Sunday, June 01, 2014

Charli Reviews: Forgive Me, Leonard Peacock

How would you spend your birthday if you knew it would be your last?

Eighteen-year-old Leonard Peacock knows exactly what he'll do. He'll say goodbye.

Not to his mum - who he calls Linda because it annoys her - who's moved out and left him to fend for himself. Nor to his former best friend, whose torments have driven him to consider committing the unthinkable. But to his four friends: a Humphrey-Bogart-obsessed neighbour, a teenage violin virtuoso, a pastor's daughter and a teacher.

Most of the time, Leonard believes he's weird and sad but these friends have made him think that maybe he's not. He wants to thank them, and say goodbye.

Author: Matthew Quick
Publisher: Headline
Date of Publication: Jan 2013
Pages: 288
Source: Review copy via the publisher
Goodreads | Amazon

I received a free copy of this book from Bookbridgr/Headline in exchange for a honest review. This does not affect my review/opinions in any way. Thank you Bookbridgr and Headline!

Forgive Me, Leonard Peacock is a short read, but it's a heck of a rollercoaster. Concerning mental health and suicide, Quick writes exactly as I imagine the style of a mentally ill person might; using lots of different techniques.

I liked Leonard as a protagonist. It really spoke to me; how he tried to make friends, tried to just be okay.

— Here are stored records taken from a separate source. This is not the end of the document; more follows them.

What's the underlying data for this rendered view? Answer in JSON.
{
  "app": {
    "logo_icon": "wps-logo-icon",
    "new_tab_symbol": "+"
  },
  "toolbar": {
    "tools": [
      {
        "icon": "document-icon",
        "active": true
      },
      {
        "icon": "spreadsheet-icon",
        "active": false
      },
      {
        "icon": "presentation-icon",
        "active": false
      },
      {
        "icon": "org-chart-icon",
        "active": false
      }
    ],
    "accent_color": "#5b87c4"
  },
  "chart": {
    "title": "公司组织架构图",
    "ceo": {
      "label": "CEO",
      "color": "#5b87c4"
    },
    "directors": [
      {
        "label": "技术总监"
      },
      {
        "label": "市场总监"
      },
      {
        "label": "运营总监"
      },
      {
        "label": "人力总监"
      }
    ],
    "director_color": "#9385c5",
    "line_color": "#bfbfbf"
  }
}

I loved his voice, and all his ways of desperately trying to be friendly. I love how his friends ended up being people neither we, as readers, or himself, thought would be.

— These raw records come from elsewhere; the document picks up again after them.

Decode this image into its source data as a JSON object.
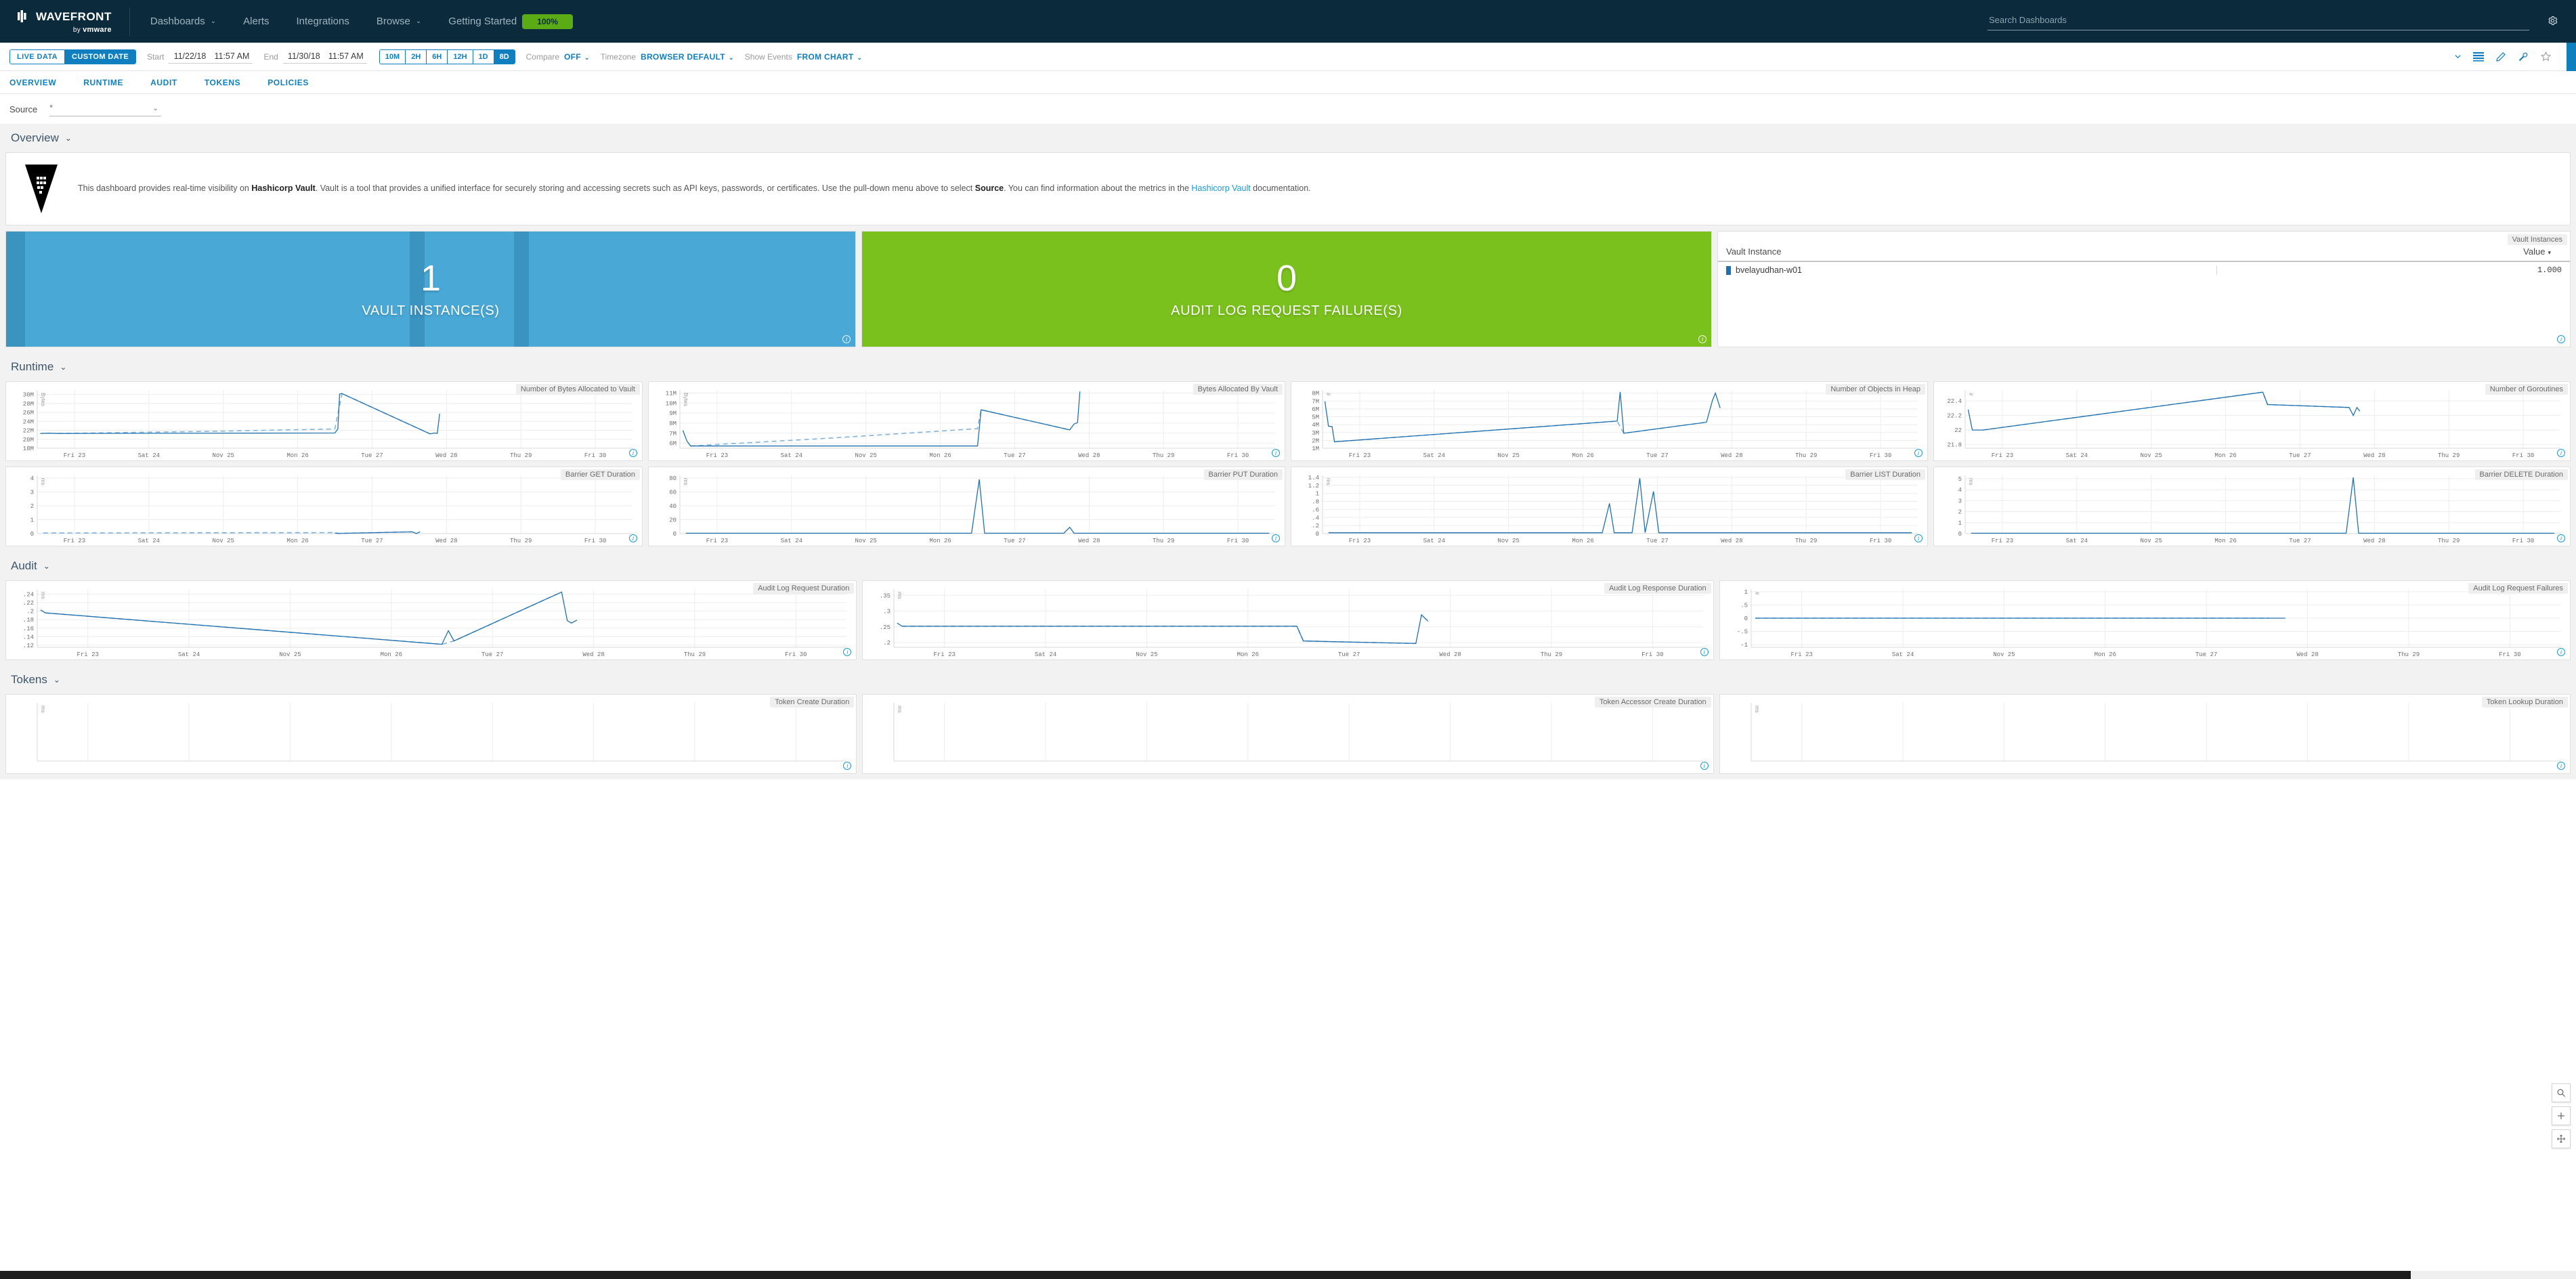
{
  "nav": {
    "brand_name": "WAVEFRONT",
    "brand_sub_prefix": "by ",
    "brand_sub_bold": "vmware",
    "items": [
      {
        "label": "Dashboards",
        "caret": "chevron-down"
      },
      {
        "label": "Alerts",
        "caret": null
      },
      {
        "label": "Integrations",
        "caret": null
      },
      {
        "label": "Browse",
        "caret": "chevron-down"
      },
      {
        "label": "Getting Started",
        "caret": null
      }
    ],
    "progress_pill": "100%",
    "search_placeholder": "Search Dashboards",
    "gear_icon": "gear-icon"
  },
  "toolbar": {
    "live_data": "LIVE DATA",
    "custom_date": "CUSTOM DATE",
    "start_label": "Start",
    "start_date": "11/22/18",
    "start_time": "11:57 AM",
    "end_label": "End",
    "end_date": "11/30/18",
    "end_time": "11:57 AM",
    "ranges": [
      "10M",
      "2H",
      "6H",
      "12H",
      "1D",
      "8D"
    ],
    "active_range": "8D",
    "compare_label": "Compare",
    "compare_value": "OFF",
    "timezone_label": "Timezone",
    "timezone_value": "BROWSER DEFAULT",
    "events_label": "Show Events",
    "events_value": "FROM CHART",
    "icons": [
      "chevron-down-icon",
      "list-icon",
      "pencil-icon",
      "wrench-icon",
      "star-icon"
    ]
  },
  "tabs": {
    "items": [
      "OVERVIEW",
      "RUNTIME",
      "AUDIT",
      "TOKENS",
      "POLICIES"
    ],
    "active": "OVERVIEW"
  },
  "source": {
    "label": "Source",
    "value": "*",
    "caret": "chevron-down-icon"
  },
  "sections": {
    "overview": {
      "title": "Overview",
      "description_parts": [
        "This dashboard provides real-time visibility on ",
        "Hashicorp Vault",
        ". Vault is a tool that provides a unified interface for securely storing and accessing secrets such as API keys, passwords, or certificates. Use the pull-down menu above to select ",
        "Source",
        ". You can find information about the metrics in the ",
        "Hashicorp Vault",
        " documentation."
      ],
      "tiles": [
        {
          "value": "1",
          "caption": "VAULT INSTANCE(S)",
          "color": "#49a8d6"
        },
        {
          "value": "0",
          "caption": "AUDIT LOG REQUEST FAILURE(S)",
          "color": "#7ac11e"
        }
      ],
      "table": {
        "chip": "Vault Instances",
        "columns": [
          "Vault Instance",
          "Value"
        ],
        "sort_caret": "▾",
        "rows": [
          {
            "name": "bvelayudhan-w01",
            "value": "1.000",
            "swatch": "#1f6fb2"
          }
        ]
      }
    },
    "runtime": {
      "title": "Runtime"
    },
    "audit": {
      "title": "Audit"
    },
    "tokens": {
      "title": "Tokens"
    }
  },
  "float_buttons": [
    {
      "icon": "search-icon",
      "glyph": "⚲"
    },
    {
      "icon": "plus-icon",
      "glyph": "+"
    },
    {
      "icon": "move-icon",
      "glyph": "✥"
    }
  ],
  "chart_data": [
    {
      "id": "bytes-allocated-to-vault",
      "type": "line",
      "title": "Number of Bytes Allocated to Vault",
      "ylabel": "Bytes",
      "yticks": [
        "30M",
        "28M",
        "26M",
        "24M",
        "22M",
        "20M",
        "18M"
      ],
      "ylim": [
        18000000,
        31000000
      ],
      "xticks": [
        "Fri 23",
        "Sat 24",
        "Nov 25",
        "Mon 26",
        "Tue 27",
        "Wed 28",
        "Thu 29",
        "Fri 30"
      ],
      "grid": true,
      "solid": [
        [
          0.005,
          21.3
        ],
        [
          0.02,
          21.35
        ],
        [
          0.035,
          21.3
        ],
        [
          0.5,
          21.4
        ],
        [
          0.505,
          22.3
        ],
        [
          0.508,
          30.1
        ],
        [
          0.512,
          30.2
        ],
        [
          0.66,
          21.2
        ],
        [
          0.668,
          21.4
        ],
        [
          0.672,
          21.3
        ],
        [
          0.676,
          25.7
        ]
      ],
      "dash": [
        [
          0.035,
          21.3
        ],
        [
          0.3,
          21.8
        ],
        [
          0.5,
          22.3
        ],
        [
          0.512,
          30.2
        ],
        [
          0.66,
          21.2
        ]
      ],
      "units": "M"
    },
    {
      "id": "bytes-allocated-by-vault",
      "type": "line",
      "title": "Bytes Allocated By Vault",
      "ylabel": "Bytes",
      "yticks": [
        "11M",
        "10M",
        "9M",
        "8M",
        "7M",
        "6M"
      ],
      "ylim": [
        5500000,
        11300000
      ],
      "xticks": [
        "Fri 23",
        "Sat 24",
        "Nov 25",
        "Mon 26",
        "Tue 27",
        "Wed 28",
        "Thu 29",
        "Fri 30"
      ],
      "grid": true,
      "solid": [
        [
          0.005,
          7.28
        ],
        [
          0.012,
          6.2
        ],
        [
          0.018,
          5.72
        ],
        [
          0.5,
          5.72
        ],
        [
          0.503,
          7.45
        ],
        [
          0.506,
          9.33
        ],
        [
          0.655,
          7.33
        ],
        [
          0.662,
          7.9
        ],
        [
          0.668,
          8.05
        ],
        [
          0.672,
          11.15
        ]
      ],
      "dash": [
        [
          0.018,
          5.72
        ],
        [
          0.25,
          6.5
        ],
        [
          0.5,
          7.45
        ],
        [
          0.506,
          9.33
        ],
        [
          0.655,
          7.33
        ]
      ],
      "units": "M"
    },
    {
      "id": "objects-in-heap",
      "type": "line",
      "title": "Number of Objects in Heap",
      "ylabel": "#",
      "yticks": [
        "8M",
        "7M",
        "6M",
        "5M",
        "4M",
        "3M",
        "2M",
        "1M"
      ],
      "ylim": [
        1000000,
        8400000
      ],
      "xticks": [
        "Fri 23",
        "Sat 24",
        "Nov 25",
        "Mon 26",
        "Tue 27",
        "Wed 28",
        "Thu 29",
        "Fri 30"
      ],
      "grid": true,
      "solid": [
        [
          0.004,
          6.95
        ],
        [
          0.01,
          3.8
        ],
        [
          0.016,
          3.75
        ],
        [
          0.02,
          1.82
        ],
        [
          0.495,
          4.45
        ],
        [
          0.5,
          8.15
        ],
        [
          0.506,
          2.9
        ],
        [
          0.645,
          4.3
        ],
        [
          0.655,
          7.05
        ],
        [
          0.66,
          8.0
        ],
        [
          0.668,
          6.1
        ]
      ],
      "dash": [
        [
          0.02,
          1.82
        ],
        [
          0.25,
          3.1
        ],
        [
          0.495,
          4.45
        ],
        [
          0.506,
          2.9
        ],
        [
          0.645,
          4.3
        ]
      ],
      "units": "M"
    },
    {
      "id": "goroutines",
      "type": "line",
      "title": "Number of Goroutines",
      "ylabel": "#",
      "yticks": [
        "22.4",
        "22.2",
        "22",
        "21.8"
      ],
      "ylim": [
        21.75,
        22.55
      ],
      "xticks": [
        "Fri 23",
        "Sat 24",
        "Nov 25",
        "Mon 26",
        "Tue 27",
        "Wed 28",
        "Thu 29",
        "Fri 30"
      ],
      "grid": true,
      "solid": [
        [
          0.005,
          22.28
        ],
        [
          0.012,
          22.0
        ],
        [
          0.03,
          22.0
        ],
        [
          0.5,
          22.52
        ],
        [
          0.508,
          22.35
        ],
        [
          0.645,
          22.31
        ],
        [
          0.652,
          22.2
        ],
        [
          0.658,
          22.31
        ],
        [
          0.663,
          22.26
        ]
      ],
      "dash": [
        [
          0.03,
          22.0
        ],
        [
          0.5,
          22.52
        ],
        [
          0.508,
          22.35
        ],
        [
          0.645,
          22.31
        ]
      ],
      "units": ""
    },
    {
      "id": "barrier-get-duration",
      "type": "line",
      "title": "Barrier GET Duration",
      "ylabel": "ms",
      "yticks": [
        "4",
        "3",
        "2",
        "1",
        "0"
      ],
      "ylim": [
        0,
        4.2
      ],
      "xticks": [
        "Fri 23",
        "Sat 24",
        "Nov 25",
        "Mon 26",
        "Tue 27",
        "Wed 28",
        "Thu 29",
        "Fri 30"
      ],
      "grid": true,
      "solid": [
        [
          0.5,
          0.03
        ],
        [
          0.505,
          0.01
        ],
        [
          0.63,
          0.12
        ],
        [
          0.637,
          0.0
        ],
        [
          0.643,
          0.12
        ]
      ],
      "dash": [
        [
          0.01,
          0.04
        ],
        [
          0.3,
          0.06
        ],
        [
          0.5,
          0.07
        ],
        [
          0.505,
          0.01
        ],
        [
          0.63,
          0.12
        ]
      ],
      "units": "ms"
    },
    {
      "id": "barrier-put-duration",
      "type": "line",
      "title": "Barrier PUT Duration",
      "ylabel": "ms",
      "yticks": [
        "80",
        "60",
        "40",
        "20",
        "0"
      ],
      "ylim": [
        0,
        84
      ],
      "xticks": [
        "Fri 23",
        "Sat 24",
        "Nov 25",
        "Mon 26",
        "Tue 27",
        "Wed 28",
        "Thu 29",
        "Fri 30"
      ],
      "grid": true,
      "solid": [
        [
          0.01,
          0.5
        ],
        [
          0.49,
          0.5
        ],
        [
          0.503,
          78
        ],
        [
          0.512,
          0.5
        ],
        [
          0.645,
          0.5
        ],
        [
          0.655,
          9
        ],
        [
          0.662,
          0.5
        ],
        [
          0.99,
          0.5
        ]
      ],
      "dash": [],
      "units": "ms"
    },
    {
      "id": "barrier-list-duration",
      "type": "line",
      "title": "Barrier LIST Duration",
      "ylabel": "ms",
      "yticks": [
        "1.4",
        "1.2",
        "1",
        ".8",
        ".6",
        ".4",
        ".2",
        "0"
      ],
      "ylim": [
        0,
        1.45
      ],
      "xticks": [
        "Fri 23",
        "Sat 24",
        "Nov 25",
        "Mon 26",
        "Tue 27",
        "Wed 28",
        "Thu 29",
        "Fri 30"
      ],
      "grid": true,
      "solid": [
        [
          0.01,
          0.02
        ],
        [
          0.47,
          0.02
        ],
        [
          0.482,
          0.75
        ],
        [
          0.49,
          0.02
        ],
        [
          0.52,
          0.02
        ],
        [
          0.533,
          1.38
        ],
        [
          0.542,
          0.02
        ],
        [
          0.556,
          1.05
        ],
        [
          0.565,
          0.02
        ],
        [
          0.99,
          0.02
        ]
      ],
      "dash": [],
      "units": "ms"
    },
    {
      "id": "barrier-delete-duration",
      "type": "line",
      "title": "Barrier DELETE Duration",
      "ylabel": "ms",
      "yticks": [
        "5",
        "4",
        "3",
        "2",
        "1",
        "0"
      ],
      "ylim": [
        0,
        5.3
      ],
      "xticks": [
        "Fri 23",
        "Sat 24",
        "Nov 25",
        "Mon 26",
        "Tue 27",
        "Wed 28",
        "Thu 29",
        "Fri 30"
      ],
      "grid": true,
      "solid": [
        [
          0.01,
          0.03
        ],
        [
          0.64,
          0.03
        ],
        [
          0.652,
          5.1
        ],
        [
          0.661,
          0.03
        ],
        [
          0.99,
          0.03
        ]
      ],
      "dash": [],
      "units": "ms"
    },
    {
      "id": "audit-log-request-duration",
      "type": "line",
      "title": "Audit Log Request Duration",
      "ylabel": "ms",
      "yticks": [
        ".24",
        ".22",
        ".2",
        ".18",
        ".16",
        ".14",
        ".12"
      ],
      "ylim": [
        0.115,
        0.252
      ],
      "xticks": [
        "Fri 23",
        "Sat 24",
        "Nov 25",
        "Mon 26",
        "Tue 27",
        "Wed 28",
        "Thu 29",
        "Fri 30"
      ],
      "grid": true,
      "solid": [
        [
          0.004,
          0.203
        ],
        [
          0.01,
          0.196
        ],
        [
          0.5,
          0.122
        ],
        [
          0.508,
          0.154
        ],
        [
          0.515,
          0.13
        ],
        [
          0.648,
          0.245
        ],
        [
          0.655,
          0.178
        ],
        [
          0.66,
          0.172
        ],
        [
          0.667,
          0.179
        ]
      ],
      "dash": [
        [
          0.01,
          0.196
        ],
        [
          0.5,
          0.122
        ],
        [
          0.515,
          0.13
        ],
        [
          0.648,
          0.245
        ]
      ],
      "units": "ms"
    },
    {
      "id": "audit-log-response-duration",
      "type": "line",
      "title": "Audit Log Response Duration",
      "ylabel": "ms",
      "yticks": [
        ".35",
        ".3",
        ".25",
        ".2"
      ],
      "ylim": [
        0.185,
        0.37
      ],
      "xticks": [
        "Fri 23",
        "Sat 24",
        "Nov 25",
        "Mon 26",
        "Tue 27",
        "Wed 28",
        "Thu 29",
        "Fri 30"
      ],
      "grid": true,
      "solid": [
        [
          0.004,
          0.262
        ],
        [
          0.01,
          0.252
        ],
        [
          0.498,
          0.252
        ],
        [
          0.506,
          0.205
        ],
        [
          0.645,
          0.197
        ],
        [
          0.652,
          0.288
        ],
        [
          0.66,
          0.268
        ]
      ],
      "dash": [
        [
          0.01,
          0.252
        ],
        [
          0.3,
          0.252
        ],
        [
          0.498,
          0.252
        ],
        [
          0.506,
          0.205
        ],
        [
          0.645,
          0.197
        ]
      ],
      "units": "ms"
    },
    {
      "id": "audit-log-request-failures",
      "type": "line",
      "title": "Audit Log Request Failures",
      "ylabel": "#",
      "yticks": [
        "1",
        ".5",
        "0",
        "-.5",
        "-1"
      ],
      "ylim": [
        -1.1,
        1.1
      ],
      "xticks": [
        "Fri 23",
        "Sat 24",
        "Nov 25",
        "Mon 26",
        "Tue 27",
        "Wed 28",
        "Thu 29",
        "Fri 30"
      ],
      "grid": true,
      "solid": [
        [
          0.005,
          0
        ],
        [
          0.44,
          0
        ],
        [
          0.47,
          0
        ],
        [
          0.64,
          0
        ],
        [
          0.66,
          0
        ]
      ],
      "dash": [
        [
          0.005,
          0
        ],
        [
          0.44,
          0
        ],
        [
          0.47,
          0
        ],
        [
          0.64,
          0
        ]
      ],
      "units": ""
    },
    {
      "id": "token-create-duration",
      "type": "line",
      "title": "Token Create Duration",
      "ylabel": "ms",
      "yticks": [],
      "ylim": [
        0,
        1
      ],
      "xticks": [],
      "grid": true,
      "solid": [],
      "dash": [],
      "units": "ms"
    },
    {
      "id": "token-accessor-create-duration",
      "type": "line",
      "title": "Token Accessor Create Duration",
      "ylabel": "ms",
      "yticks": [],
      "ylim": [
        0,
        1
      ],
      "xticks": [],
      "grid": true,
      "solid": [],
      "dash": [],
      "units": "ms"
    },
    {
      "id": "token-lookup-duration",
      "type": "line",
      "title": "Token Lookup Duration",
      "ylabel": "ms",
      "yticks": [],
      "ylim": [
        0,
        1
      ],
      "xticks": [],
      "grid": true,
      "solid": [],
      "dash": [],
      "units": "ms"
    }
  ]
}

Quick's writing is enthralling. It gives you a massive insight to what it could be like, to have suicidal thoughts so... powerfully, I guess. Of course, and I'm not disputing this, every single person is different, but it keeps you guessing. I have had suicidal friends in the past, particularly in the final year of primary school, and it does make you wonder if that's what it was like for them.

I feel kind of bad, stereotyping it like that; but that is how it made me think. Because Leonard had such happy, or generally optimistic views at points, it really made me wonder.

"Don't go to the job you hate. Do something you love today. 
Ride a rollercoaster... ask her to explain... then tell her you care."

Herr Silverman was another person in this book that made me think. He put our society into what the Holocaust may have been like, using metaphors. I loved the one about designer labels, comparing them to the Swastika, and there were so many more. 
I won't lie, this is extremely hard to review; I'm trying to avoid things I normally pick up on like description and such because it's so much more than that; it really is. And although I really liked this, there was something missing. I'm still not entirely sure what that was, almost two weeks on, but for me, there was something.

So, I loved Forgive Me, Leonard Peacock; the characters, interesting ideas and writing style. There might have been something missing; but it is amazing, and so, so thought-provoking.